Genetic stability is a critical attribute of cells that are used in the manufacture of vaccines and other biologics. Cells that are not stable over time can develop mutations that impact the function of synthetic material inserted into their DNA.
The DNA molecule that stores the genetic information of living organisms is subject to a constant stream of mutations caused by errors during cell division, accidental mutations and environmental factors such as chemical and physical stressors. Fortunately, enzymes can correct most of these anomalies to maintain genetic stability.
Research has shown that chromatin proteins work alongside DNA damage repair pathways to ensure genome stability. Scientists have identified specific genes that are involved in this process and found interconnections between these genes, suggesting the existence of a genomic stability network. Demonstration of genetic stability is part of a comprehensive safety assessment that hPSC-derived products undergo prior to receiving regulatory approvals allowing for commercialization. Regulatory authorities request stability data at the DNA, mRNA and protein level.
Despite extensive variation for both seed size and number, genes affecting either trait have yet to be identified. The QTL mapping approach using MAGIC lines allows for fine-mapping of genetic factors responsible for the natural continuous variation in seed phenotype, unlike mutant screens that only identify single-effect alleles.

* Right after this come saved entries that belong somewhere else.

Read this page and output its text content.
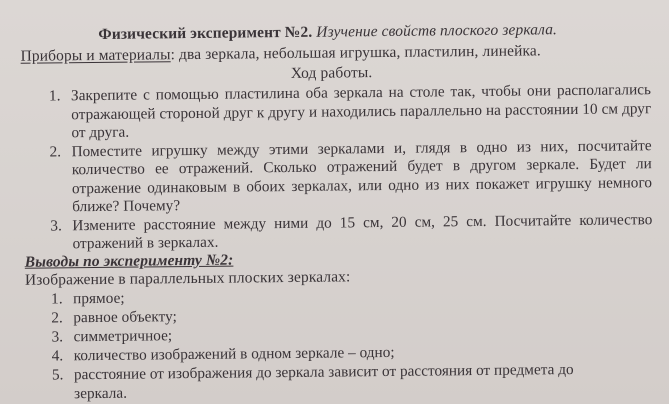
Физический эксперимент №2. Изучение свойств плоского зеркала.
Приборы и материалы: два зеркала, небольшая игрушка, пластилин, линейка.
Ход работы.
1. Закрепите с помощью пластилина оба зеркала на столе так, чтобы они располагались отражающей стороной друг к другу и находились параллельно на расстоянии 10 см друг от друга.
2. Поместите игрушку между этими зеркалами и, глядя в одно из них, посчитайте количество ее отражений. Сколько отражений будет в другом зеркале. Будет ли отражение одинаковым в обоих зеркалах, или одно из них покажет игрушку немного ближе? Почему?
3. Измените расстояние между ними до 15 см, 20 см, 25 см. Посчитайте количество отражений в зеркалах.
Выводы по эксперименту №2:
Изображение в параллельных плоских зеркалах:
1. прямое;
2. равное объекту;
3. симметричное;
4. количество изображений в одном зеркале – одно;
5. расстояние от изображения до зеркала зависит от расстояния от предмета до зеркала.
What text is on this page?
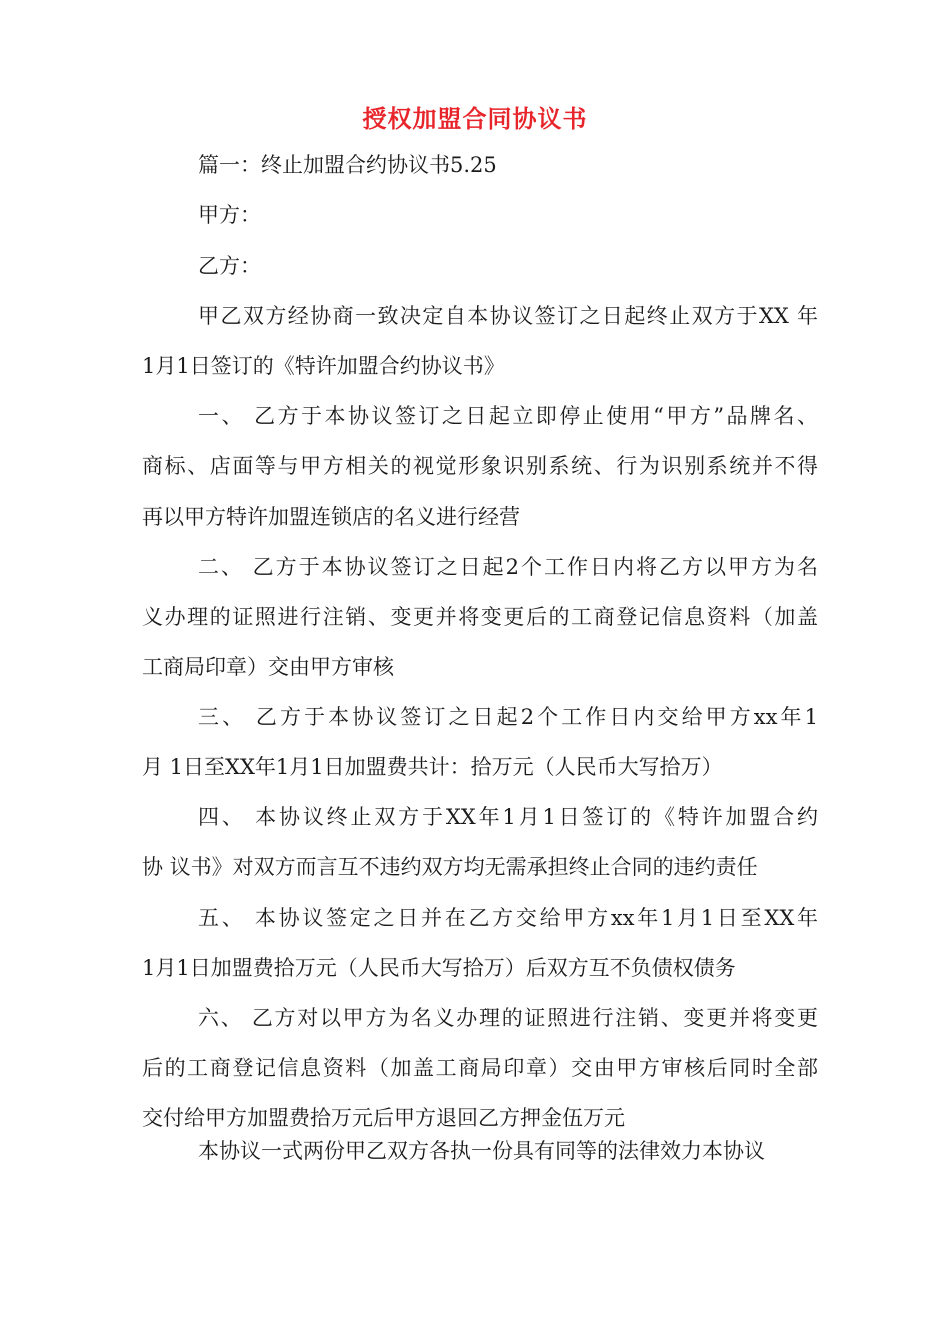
授权加盟合同协议书
篇一：终止加盟合约协议书5.25
甲方：
乙方：
甲乙双方经协商一致决定自本协议签订之日起终止双方于XX 年
1月1日签订的《特许加盟合约协议书》
一、 乙方于本协议签订之日起立即停止使用“甲方”品牌名、
商标、店面等与甲方相关的视觉形象识别系统、行为识别系统并不得
再以甲方特许加盟连锁店的名义进行经营
二、 乙方于本协议签订之日起2个工作日内将乙方以甲方为名
义办理的证照进行注销、变更并将变更后的工商登记信息资料（加盖
工商局印章）交由甲方审核
三、 乙方于本协议签订之日起2个工作日内交给甲方xx年1
月 1日至XX年1月1日加盟费共计：拾万元（人民币大写拾万）
四、 本协议终止双方于XX年1月1日签订的《特许加盟合约
协 议书》对双方而言互不违约双方均无需承担终止合同的违约责任
五、 本协议签定之日并在乙方交给甲方xx年1月1日至XX年
1月1日加盟费拾万元（人民币大写拾万）后双方互不负债权债务
六、 乙方对以甲方为名义办理的证照进行注销、变更并将变更
后的工商登记信息资料（加盖工商局印章）交由甲方审核后同时全部
交付给甲方加盟费拾万元后甲方退回乙方押金伍万元
本协议一式两份甲乙双方各执一份具有同等的法律效力本协议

The MAGIC analysis indicated that a QTL on the bottom of chromosome 1 explains 15% of the variation for average seed weight, and another QTL explains 9% of the variation for average seed number per fruit. The QTL for seed weight resides near a gene encoding fabatin, which has been shown to be involved in starch metabolism and could explain the observed trade-off between seed size and seed number.
In the multiplex screen, 42 of the 59 marrowfat lines were scored as wrinkled seeds, and simplex PCR confirmed that these lines carried a mutation at r. Further characterization of these marrowfat lines may reveal additional genetic loci affecting seed phenotype in a pleiotropic manner.